Aliyah under pandemic conditions also presents and complicates public health challenges. The desire to bring new olim must be tempered by measures to avoid importing more COVID-19. In such conditions, arguments over the immigrants’ identity (their places of origin and their degree of Jewishness, etc.) are likely to intensify. According to JPPI data, a third of the Israeli Jews already support narrowing the scope of the Law of Return. This perspective is likely to increase in conditions of large-scale Aliyah at a time when absorbing immigrants (a significant proportion of whom are eligible under the Law of Return but are not Jewish) poses a greater challenge than usual.

Israelis living abroad constitute another group that should be considered in light of the crisis. The COVID-19 pandemic has highlighted Israel’s effective management of the crisis compared to other countries with large concentrations of Israelis, such as the United States and the United Kingdom. This creates an opportunity to bring Israelis back to Israel. We must work to ensure re-acclimation tracks for these returnees and provide special encouragement to those whose contribution to economic growth is high.

Aid to Communities

The COVID-19 pandemic threw some Diaspora Jewish communities into crisis or brought them to the brink of one. This occurred for several principal reasons. First, high infection rates and widespread fatalities; second, damage to community institutions and resources, which makes it difficult to continue providing services to community members; and third, diminished security of Jews resulting from heightened social tensions. These three crisis factors demand that Israel determine whether and how it is able to aid communities to improve their situation and, of course, the extent to which it is obliged to do so.

There are not many options for how aid could be extended.

Allowing and even encouraging Aliyah is one type of aid, which to some extent offers a solution to the third problem (harassment of Jews), but does not offer a solution to the first (health) or the second (economic). In effect, the most reasonable scenario is that encouraging Aliyah would actually cause even more economic harm to the communities, which would lose families and resources, especially if Israel prioritizes the immigration of young professionals.

Medical aid is a complicated matter for Israel, certainly when dealing with countries that have well-developed healthcare systems, and at a time when Israel itself is stretched to the limit ensuring that its own population’s needs are met.
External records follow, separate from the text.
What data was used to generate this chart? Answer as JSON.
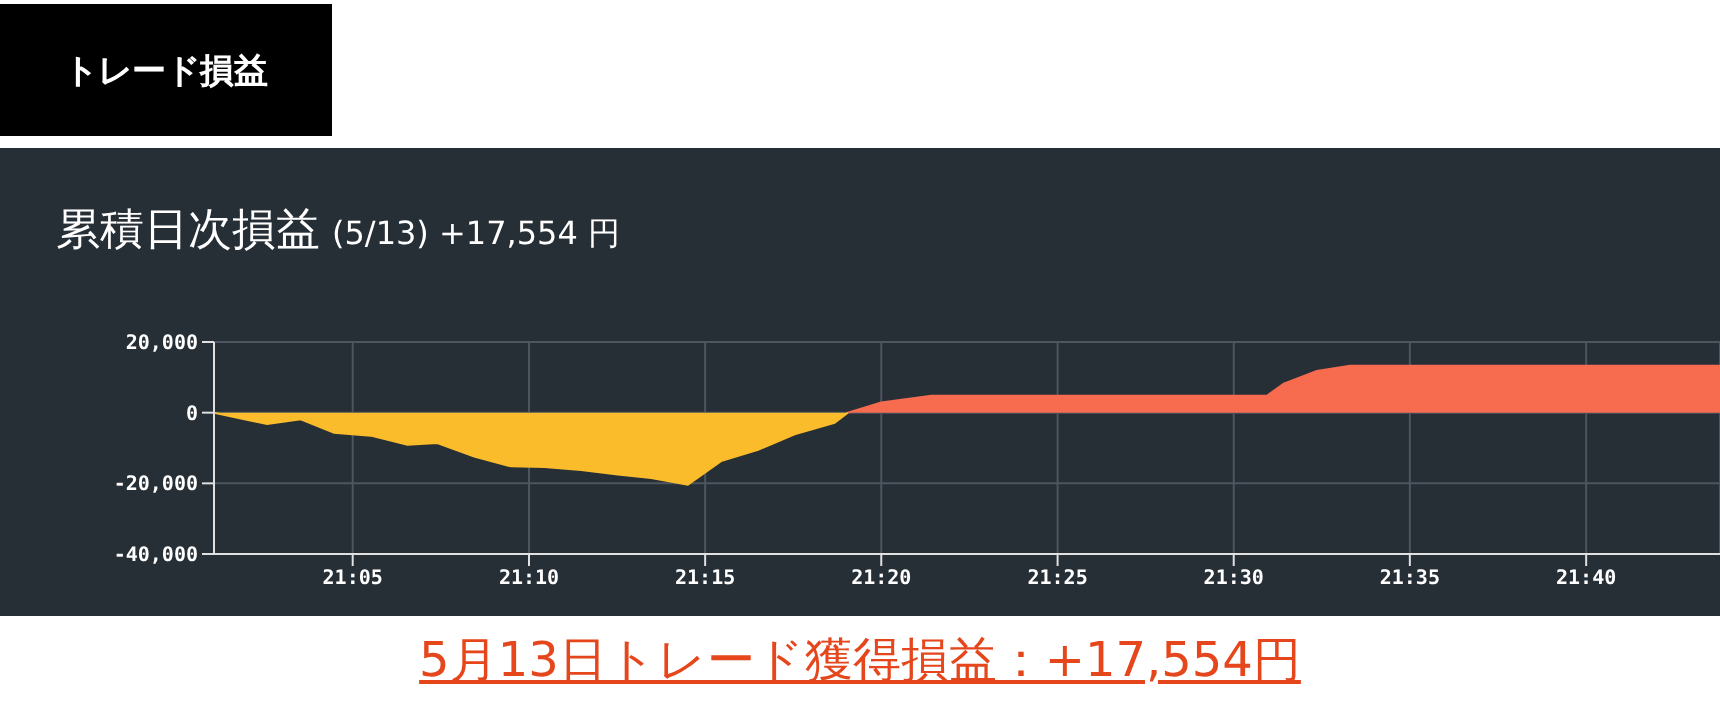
{
  "chart_data": {
    "type": "area",
    "title": "累積日次損益",
    "subtitle": "(5/13) +17,554 円",
    "annotations": [
      "トレード損益",
      "5月13日トレード獲得損益：+17,554円"
    ],
    "series": [
      {
        "color": "#fbbc2c",
        "x": [
          21.0177,
          21.0428,
          21.0587,
          21.0745,
          21.0918,
          21.1092,
          21.1233,
          21.1408,
          21.1582,
          21.174,
          21.1913,
          21.2087,
          21.2245,
          21.2418,
          21.2575,
          21.275,
          21.2923,
          21.3112,
          21.3175
        ],
        "values": [
          0,
          -3200,
          -1900,
          -5700,
          -6500,
          -9100,
          -8600,
          -12400,
          -15200,
          -15400,
          -16200,
          -17500,
          -18500,
          -20400,
          -13700,
          -10500,
          -6100,
          -2900,
          0
        ]
      },
      {
        "color": "#f76b4f",
        "x": [
          21.3175,
          21.3333,
          21.357,
          21.5157,
          21.5237,
          21.5393,
          21.555,
          21.73
        ],
        "values": [
          0,
          2900,
          4800,
          4800,
          8200,
          11800,
          13300,
          13300
        ]
      }
    ],
    "xlim": [
      21.0177,
      21.73
    ],
    "xticks": [
      {
        "value": 21.0833,
        "label": "21:05"
      },
      {
        "value": 21.1667,
        "label": "21:10"
      },
      {
        "value": 21.25,
        "label": "21:15"
      },
      {
        "value": 21.3333,
        "label": "21:20"
      },
      {
        "value": 21.4167,
        "label": "21:25"
      },
      {
        "value": 21.5,
        "label": "21:30"
      },
      {
        "value": 21.5833,
        "label": "21:35"
      },
      {
        "value": 21.6667,
        "label": "21:40"
      }
    ],
    "ylim": [
      -40000,
      20000
    ],
    "yticks": [
      {
        "value": 20000,
        "label": "20,000"
      },
      0,
      {
        "value": -20000,
        "label": "-20,000"
      },
      {
        "value": -40000,
        "label": "-40,000"
      }
    ],
    "grid": true
  }
}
At the same time, Israel should consider the possibility of providing such aid for two reasons and in two ways. First, symbolic aid that expresses Israel’s aspiration of mutual responsibility. Second, limited emergency aid to Jewish communities in countries where healthcare systems are straining to handle the load. Such aid could take the form of advisers (physicians, social workers) or equipment (medicines, masks, etc.).

Economic aid to communities whose resources are exhausted is also not a simple matter. Israel, too, must deal with tough dilemmas in the area of resource allocation, although limited amounts of financial assistance could be provided to communities that have been especially hard hit. Polling on this subject has shown that around half of Israeli Jews support aiding Diaspora communities (48 percent), although it has also found that only about a third of Israelis would donate from their own pockets to such an initiative.5It would be preferable that an economic initiative be managed as a partnership between Israel and strong Diaspora communities to aid weaker, more needy ones. If Israel wishes to take such a step, it is appropriate that it assess whether there are people within the community itself who could raise assistance funds, as well as whether its institutions are sufficiently well run to justify outside economic aid. Israel and the organized Diaspora community do not need to strive to save every Jewish institution in financial straits, but rather to ensure that resources are provided to institutions and organizations for which there is good reason to be saved and whose activities serve a clear and essential purpose. Economic crisis creates an opportunity to condition necessary financial aid on reforms whose time has come.